L'accord secret qui décida du sort du Proche-Orient
Il y a 100 ans exactement, la France et le Royaume-Uni concluaient les accords Sykes-Picot, dont les effets se font encore sentir aujourd'hui.
Le 16 mai 1916 est une date cruciale dans l'histoire du Proche-Orient. Pourtant, bien malin qui aurait pu le prédire à l'époque... Et pour cause : les accords Sykes-Picot, signés ce jour-là entre la France et le Royaume-Uni après des mois de négociations, sont restés secrets jusqu'en novembre 1917.
Nous sommes en pleine Première Guerre mondiale : suite à l'entrée en guerre de l'Empire ottoman, le Britannique sir Mark Sykes et le Français François Georges-Picot négocient un traité prévoyant le démantèlement de celui-ci et le partage du monde arabe entre les deux puissances occidentales, une fois le conflit terminé. Aux Français le Liban, la Syrie et la région de Mossoul. Aux Britanniques l'Irak, la Palestine et la Transjordanie.
Lorsqu'il est révélé par les bolcheviks en novembre 1917, l'accord franco-anglais provoque la colère des Arabes : en effet, il a beau se vouloir « transitoire », il fait fi de tout droit des peuples à l'autodétermination et ne tient aucun compte des réalités ethniques et religieuses de la région.
En France, l'écho est quasi-nul fin 1917 : la guerre n'est pas finie et il y a plus pressant. Le Temps, s'inscrivant dans la lignée du gouvernement français, écrit pourtant le 12 décembre :
"Il est impossible que les Libanais, que les populations arabes de la Syrie, que les Arméniens de la Cilicie et des régions voisines restent soumis au régime turc qui les affamés, persécutés ou massacrés. II est nécessaire qu’un peuple occidental, aimé en Orient et aimant l’Orient, leur serve d'arbitre et d’éducateur. Tel est le rôle que notre opinion publique souhaite pour notre pays. Il est conforme aux vœux des populations. Il est exempt de tout impérialisme ; c'est une raison pour que nous soyons attachés au programme qui a été tracé par la France, et pour que nous comptions fermement sur sa réalisation."

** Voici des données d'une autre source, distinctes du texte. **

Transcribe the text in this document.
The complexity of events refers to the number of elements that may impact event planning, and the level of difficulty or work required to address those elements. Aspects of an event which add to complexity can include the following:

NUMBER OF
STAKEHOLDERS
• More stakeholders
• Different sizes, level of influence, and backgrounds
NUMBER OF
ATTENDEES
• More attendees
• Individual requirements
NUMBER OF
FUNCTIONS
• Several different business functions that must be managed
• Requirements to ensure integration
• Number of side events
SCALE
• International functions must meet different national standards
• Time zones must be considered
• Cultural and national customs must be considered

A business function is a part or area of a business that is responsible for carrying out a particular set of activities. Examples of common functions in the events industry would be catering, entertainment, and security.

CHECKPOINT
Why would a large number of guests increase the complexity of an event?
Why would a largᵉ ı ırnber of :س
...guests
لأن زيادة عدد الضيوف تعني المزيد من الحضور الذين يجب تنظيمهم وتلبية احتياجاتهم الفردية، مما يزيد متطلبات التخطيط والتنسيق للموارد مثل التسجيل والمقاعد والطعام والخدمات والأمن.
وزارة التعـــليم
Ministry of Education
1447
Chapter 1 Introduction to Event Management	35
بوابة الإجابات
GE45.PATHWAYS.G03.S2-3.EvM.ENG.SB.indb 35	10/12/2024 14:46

Après la guerre, les revendications arabes sont ignorées et le traité, entériné par un mandat de la Société des Nations à la conférence de San Remo en 1920, est appliqué. La carte du Proche-Orient sera ainsi dessinée pour le siècle à venir, jusqu'aux récents Printemps arabes. À noter que l’État islamique, dont l'avancée a en partie aboli la frontière irako-syrienne (dessinée par la France et le Royaume-Uni), se revendique comme une puissance panarabe révisionniste des accords Sykes-Picot.